Pete ran his fingers through his razor short hair and looked into the sympathetic brown eyes. “They never considered the damage their hurtful words would do to those innocent six year old ears.”

He huffed out a breath, “Who am I kidding? I doubt they even cared. I came home from the war to be greeted by picketers, hate and angry words. Why should they care about how their words affect my wife and daughter?”

“Only your wife and daughter?” The man beside him asked, eyebrow raised in a very astute question.

“No,” Pete answered. “Not just them. I left today because I was so filled with hurt and rage. I didn’t even tell my wife I was leaving. She’s probably worried sick. I didn’t want them to see me that way! I feel betrayed! I serve for love of those same people who hurt my daughter. Who mocked my trip home. I’ve done it so they can enjoy their lives. Enjoy their freedoms. They don’t know. They have no idea what I’ve seen. What I’ve heard so that they can taunt me and make my daughter cry. I still hear the explosions in my head. The screams and chaos that follows never quite go away. I carry it all with me. In my heart. Scarred on my soul.”

He looked at the kindly stranger whose face was filled with such understanding, “Part of me wants to scream at them. I bled for you. I died a bit for you. Don’t you see I do this for you? How can you turn away from me so completely? How can you make my wife and child so sad for love of me?”

The man gently put his arm around Pete’s shoulder. “I know how you feel. It’s not easy to be turned away by the people you love so much. When all the things you’ve given up or missed seem unnoticed and unappreciated. Hang in there. Give them time. One day someone will realize what you’ve done and how deeply you loved them. Go home to your wife. Your daughter. Give them a hug. They love you.”

With that little bit of wisdom, the carpenter stood up and walked away.
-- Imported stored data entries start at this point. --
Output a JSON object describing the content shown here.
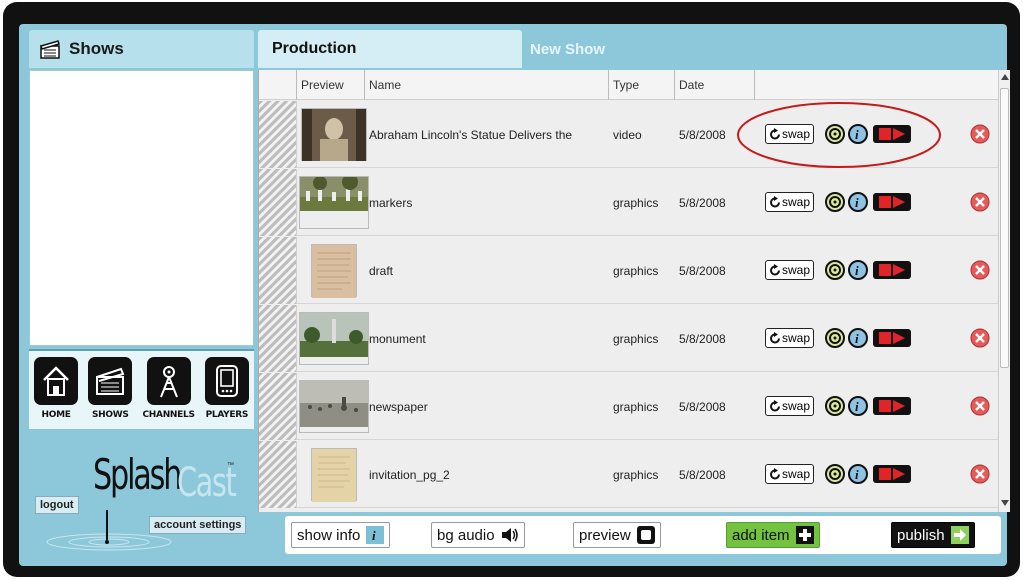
{
  "left_panel": {
    "shows_title": "Shows",
    "nav": [
      {
        "label": "HOME",
        "icon": "home-icon"
      },
      {
        "label": "SHOWS",
        "icon": "clapperboard-icon"
      },
      {
        "label": "CHANNELS",
        "icon": "tower-icon"
      },
      {
        "label": "PLAYERS",
        "icon": "player-device-icon"
      }
    ],
    "logo_splash": "Splash",
    "logo_cast": "Cast",
    "logo_tm": "™",
    "logout_label": "logout",
    "account_settings_label": "account settings"
  },
  "tabs": {
    "production": "Production",
    "new_show": "New Show"
  },
  "table": {
    "columns": [
      "Preview",
      "Name",
      "Type",
      "Date"
    ],
    "swap_label": "swap",
    "rows": [
      {
        "name": "Abraham Lincoln's Statue Delivers the",
        "type": "video",
        "date": "5/8/2008",
        "thumb": "statue"
      },
      {
        "name": "markers",
        "type": "graphics",
        "date": "5/8/2008",
        "thumb": "markers"
      },
      {
        "name": "draft",
        "type": "graphics",
        "date": "5/8/2008",
        "thumb": "draft"
      },
      {
        "name": "monument",
        "type": "graphics",
        "date": "5/8/2008",
        "thumb": "monument"
      },
      {
        "name": "newspaper",
        "type": "graphics",
        "date": "5/8/2008",
        "thumb": "newspaper"
      },
      {
        "name": "invitation_pg_2",
        "type": "graphics",
        "date": "5/8/2008",
        "thumb": "invitation"
      }
    ]
  },
  "toolbar": {
    "show_info": "show info",
    "bg_audio": "bg audio",
    "preview": "preview",
    "add_item": "add item",
    "publish": "publish"
  },
  "colors": {
    "app_bg": "#8cc8d9",
    "tab_active": "#d5eef5",
    "add_green": "#73c341",
    "annotation_red": "#c41a1a"
  }
}
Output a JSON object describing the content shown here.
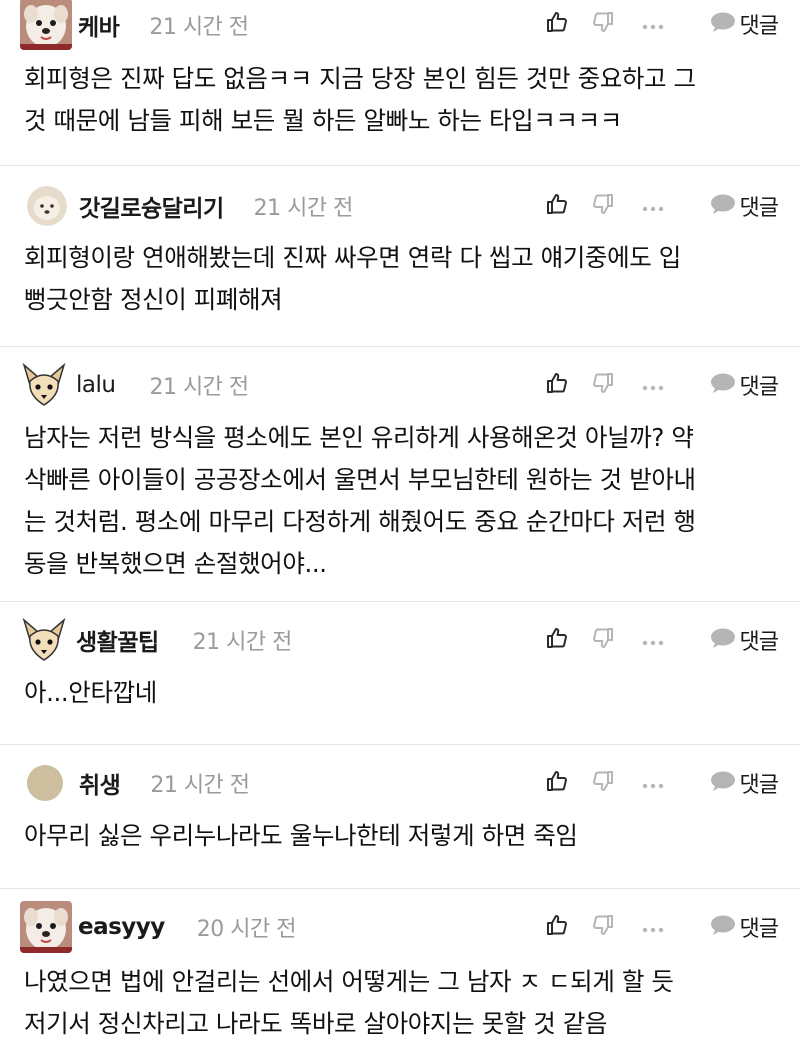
{
  "comments": [
    {
      "nick": "케바",
      "time": "21 시간 전",
      "avatar_icon": "dog-photo-avatar",
      "reply_label": "댓글",
      "lines": [
        "회피형은 진짜 답도 없음ㅋㅋ 지금 당장 본인 힘든 것만 중요하고 그",
        "것 때문에 남들 피해 보든 뭘 하든 알빠노 하는 타입ㅋㅋㅋㅋ"
      ]
    },
    {
      "nick": "갓길로슝달리기",
      "time": "21 시간 전",
      "avatar_icon": "puppy-avatar",
      "reply_label": "댓글",
      "lines": [
        "회피형이랑 연애해봤는데 진짜 싸우면 연락 다 씹고 얘기중에도 입",
        "뻥긋안함 정신이 피폐해져"
      ]
    },
    {
      "nick": "lalu",
      "time": "21 시간 전",
      "avatar_icon": "chihuahua-avatar",
      "reply_label": "댓글",
      "lines": [
        "남자는 저런 방식을 평소에도 본인 유리하게 사용해온것 아닐까? 약",
        "삭빠른 아이들이 공공장소에서 울면서 부모님한테 원하는 것 받아내",
        "는 것처럼. 평소에 마무리 다정하게 해줬어도 중요 순간마다 저런 행",
        "동을 반복했으면 손절했어야..."
      ]
    },
    {
      "nick": "생활꿀팁",
      "time": "21 시간 전",
      "avatar_icon": "chihuahua-avatar",
      "reply_label": "댓글",
      "lines": [
        "아...안타깝네"
      ]
    },
    {
      "nick": "취생",
      "time": "21 시간 전",
      "avatar_icon": "beige-circle-avatar",
      "reply_label": "댓글",
      "lines": [
        "아무리 싫은 우리누나라도 울누나한테 저렇게 하면 죽임"
      ]
    },
    {
      "nick": "easyyy",
      "time": "20 시간 전",
      "avatar_icon": "dog-photo-avatar",
      "reply_label": "댓글",
      "lines": [
        "나였으면 법에 안걸리는 선에서 어떻게는 그 남자 ㅈ ㄷ되게 할 듯",
        "저기서 정신차리고 나라도 똑바로 살아야지는 못할 것 같음"
      ]
    }
  ],
  "icons": {
    "like": "thumbs-up-icon",
    "dislike": "thumbs-down-icon",
    "more": "more-dots-icon",
    "reply": "speech-bubble-icon"
  },
  "colors": {
    "text": "#1a1a1a",
    "time": "#9a9a9a",
    "icon_dark": "#2b2b2b",
    "icon_light": "#b5b5b5",
    "divider": "#e6e6e6"
  }
}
Pete thought for a moment about what the man said and turned around to thank him for his kindness. The man was gone. As he looked back toward the cross, prepared to head back home, he looked up again. For the first time he noticed Jesus. He shook his head. He didn’t remember him being there when he first walked in.
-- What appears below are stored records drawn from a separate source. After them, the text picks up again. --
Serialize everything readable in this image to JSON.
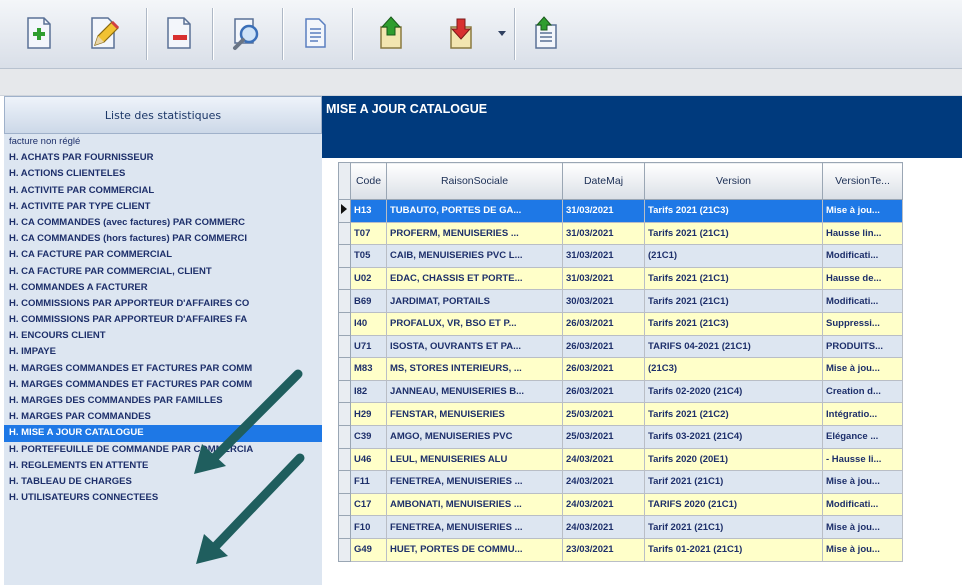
{
  "toolbar": {
    "buttons": [
      {
        "name": "add-document-icon",
        "color": "#2e9d2e"
      },
      {
        "name": "edit-pencil-icon",
        "color": "#e8b020"
      },
      {
        "name": "delete-document-icon",
        "color": "#d83030"
      },
      {
        "name": "search-zoom-icon",
        "color": "#3a6fb8"
      },
      {
        "name": "document-page-icon",
        "color": "#5a7fc0"
      },
      {
        "name": "upload-green-arrow-icon",
        "color": "#2e9d2e"
      },
      {
        "name": "download-red-arrow-icon",
        "color": "#d83030"
      },
      {
        "name": "chevron-down-icon",
        "color": "#304060"
      },
      {
        "name": "document-up-arrow-icon",
        "color": "#3a6fb8"
      }
    ]
  },
  "left_panel": {
    "header": "Liste des statistiques",
    "items": [
      "facture non réglé",
      "H. ACHATS PAR FOURNISSEUR",
      "H. ACTIONS CLIENTELES",
      "H. ACTIVITE PAR COMMERCIAL",
      "H. ACTIVITE PAR TYPE CLIENT",
      "H. CA COMMANDES (avec factures) PAR COMMERC",
      "H. CA COMMANDES (hors factures) PAR COMMERCI",
      "H. CA FACTURE PAR COMMERCIAL",
      "H. CA FACTURE PAR COMMERCIAL, CLIENT",
      "H. COMMANDES A FACTURER",
      "H. COMMISSIONS PAR APPORTEUR D'AFFAIRES CO",
      "H. COMMISSIONS PAR APPORTEUR D'AFFAIRES FA",
      "H. ENCOURS CLIENT",
      "H. IMPAYE",
      "H. MARGES COMMANDES ET FACTURES PAR COMM",
      "H. MARGES COMMANDES ET FACTURES PAR COMM",
      "H. MARGES DES COMMANDES PAR FAMILLES",
      "H. MARGES PAR COMMANDES",
      "H. MISE A JOUR CATALOGUE",
      "H. PORTEFEUILLE DE COMMANDE PAR COMMERCIA",
      "H. REGLEMENTS EN ATTENTE",
      "H. TABLEAU DE CHARGES",
      "H. UTILISATEURS CONNECTEES"
    ],
    "selected_index": 18
  },
  "right_panel": {
    "title": "MISE A JOUR CATALOGUE",
    "columns": [
      "Code",
      "RaisonSociale",
      "DateMaj",
      "Version",
      "VersionTe..."
    ],
    "rows": [
      [
        "H13",
        "TUBAUTO, PORTES DE GA...",
        "31/03/2021",
        "Tarifs 2021 (21C3)",
        "Mise à jou..."
      ],
      [
        "T07",
        "PROFERM, MENUISERIES ...",
        "31/03/2021",
        "Tarifs 2021 (21C1)",
        "Hausse lin..."
      ],
      [
        "T05",
        "CAIB, MENUISERIES PVC L...",
        "31/03/2021",
        "(21C1)",
        "Modificati..."
      ],
      [
        "U02",
        "EDAC, CHASSIS ET PORTE...",
        "31/03/2021",
        "Tarifs 2021 (21C1)",
        "Hausse de..."
      ],
      [
        "B69",
        "JARDIMAT, PORTAILS",
        "30/03/2021",
        "Tarifs 2021 (21C1)",
        "Modificati..."
      ],
      [
        "I40",
        "PROFALUX, VR, BSO ET P...",
        "26/03/2021",
        "Tarifs 2021 (21C3)",
        "Suppressi..."
      ],
      [
        "U71",
        "ISOSTA, OUVRANTS ET PA...",
        "26/03/2021",
        "TARIFS 04-2021 (21C1)",
        "PRODUITS..."
      ],
      [
        "M83",
        "MS, STORES INTERIEURS, ...",
        "26/03/2021",
        "(21C3)",
        "Mise à jou..."
      ],
      [
        "I82",
        "JANNEAU, MENUISERIES B...",
        "26/03/2021",
        "Tarifs 02-2020 (21C4)",
        "Creation d..."
      ],
      [
        "H29",
        "FENSTAR, MENUISERIES",
        "25/03/2021",
        "Tarifs 2021 (21C2)",
        "Intégratio..."
      ],
      [
        "C39",
        "AMGO, MENUISERIES PVC",
        "25/03/2021",
        "Tarifs 03-2021 (21C4)",
        "Elégance ..."
      ],
      [
        "U46",
        "LEUL, MENUISERIES ALU",
        "24/03/2021",
        "Tarifs 2020 (20E1)",
        "- Hausse li..."
      ],
      [
        "F11",
        "FENETREA, MENUISERIES ...",
        "24/03/2021",
        "Tarif 2021 (21C1)",
        "Mise à jou..."
      ],
      [
        "C17",
        "AMBONATI, MENUISERIES ...",
        "24/03/2021",
        "TARIFS 2020 (21C1)",
        "Modificati..."
      ],
      [
        "F10",
        "FENETREA, MENUISERIES ...",
        "24/03/2021",
        "Tarif 2021 (21C1)",
        "Mise à jou..."
      ],
      [
        "G49",
        "HUET, PORTES DE COMMU...",
        "23/03/2021",
        "Tarifs 01-2021 (21C1)",
        "Mise à jou..."
      ]
    ],
    "row_styles": [
      "sel",
      "yellow",
      "blue",
      "yellow",
      "blue",
      "yellow",
      "blue",
      "yellow",
      "blue",
      "yellow",
      "blue",
      "yellow",
      "blue",
      "yellow",
      "blue",
      "yellow"
    ]
  }
}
Shrugging he walked to the car. As he pulled the car back onto the road he realized three things. First, the guy on the cross had a very familiar face. He looked an awful lot like the guy he’d been chatting with. Second, as he thought back to that man, he remembered the scars he’d seen on his new friend’s wrists. Third, those voices in his head had stopped screaming for the first time in years the moment he’d entered that church.

He bowed his head for a moment to say thanks. Someone understood his sacrifices all too well. It was time to go home.